Regularization around a generic codimension one fold-fold singularity

TL;DR

This paper analyzes the fold-fold singularity in Filippov systems, exploring its bifurcations, regularizations, and the emergence of periodic orbits using geometric singular perturbation theory.

Contribution

It provides a comprehensive bifurcation analysis of the fold-fold singularity, including unfoldings and regularizations, and links regularized systems to known slow-fast systems.

Findings

Bifurcation diagrams of the fold-fold singularity are characterized.

Regularization reveals new periodic orbits not present in the Filippov system.

The regularized system is equivalent to a known slow-fast system by Krupa and Szmolyan.

Abstract

This paper is devoted to study the generic fold-fold singularity of Filippov systems on the plane, its unfoldings and its Sotomayor-Teixeira regularization. We work with general Filippov systems and provide the bifurcation diagrams of the fold-fold singularity and their unfoldings, proving that, under some generic conditions, is a codimension one embedded submanifold of the set of all Filippov systems. The regularization of this singularity is studied and its bifurcation diagram is shown.

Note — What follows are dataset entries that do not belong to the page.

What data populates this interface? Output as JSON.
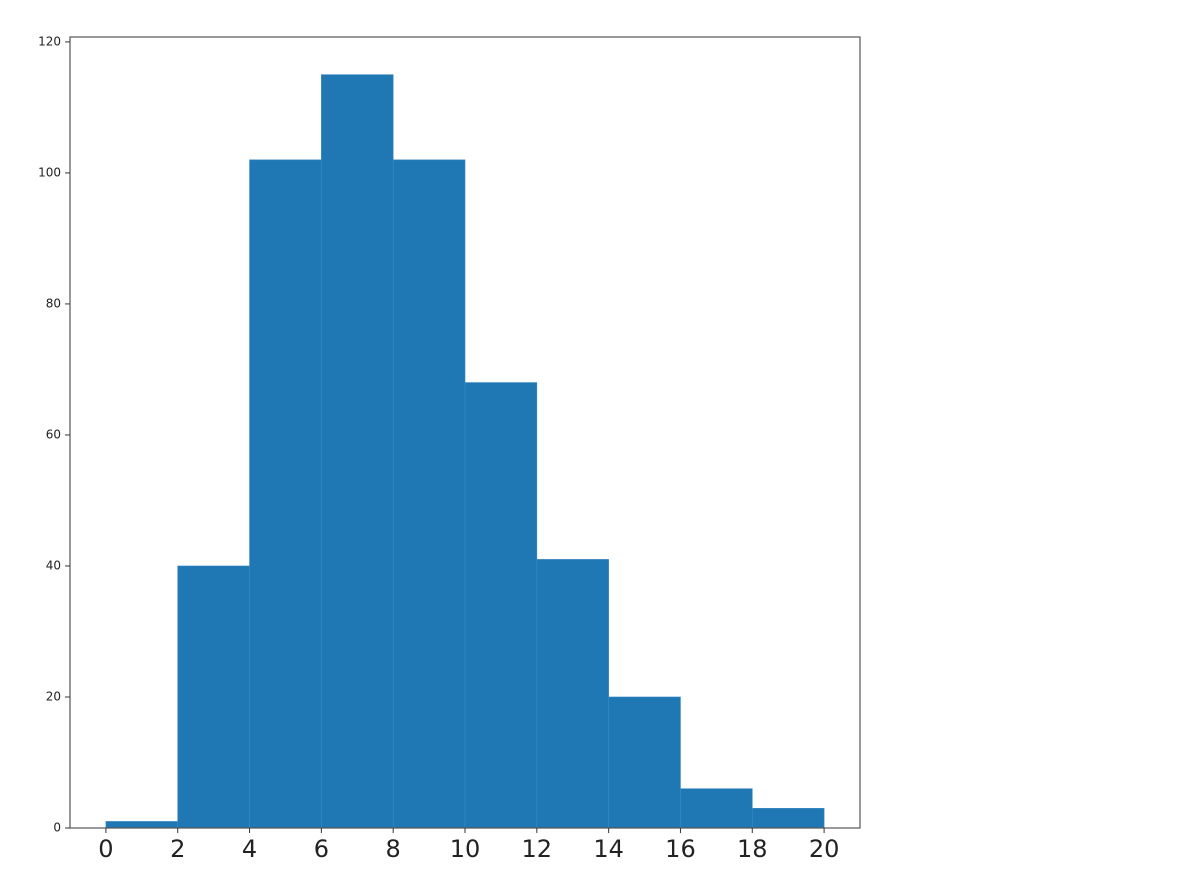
{
  "chart_data": {
    "type": "histogram",
    "bins": [
      0,
      2,
      4,
      6,
      8,
      10,
      12,
      14,
      16,
      18,
      20
    ],
    "counts": [
      1,
      40,
      102,
      115,
      102,
      68,
      41,
      20,
      6,
      3
    ],
    "color": "#1f77b4",
    "xlim": [
      -1,
      21
    ],
    "xticks": [
      0,
      2,
      4,
      6,
      8,
      10,
      12,
      14,
      16,
      18,
      20
    ],
    "ylim": [
      0,
      120.75
    ],
    "yticks": [
      0,
      20,
      40,
      60,
      80,
      100,
      120
    ],
    "grid": false
  }
}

In the visible-invisible case, the use of geometric singular perturbation theory has been useful to give the complete diagram of the unfolding, specially the appearance and disappearance of periodic orbits that are not present in the Filippov vector field. In the case of a linear regularization, we prove that the regularized system is equivalent to a general slow-fast system studied by Krupa and Szmolyan [KrupaS01].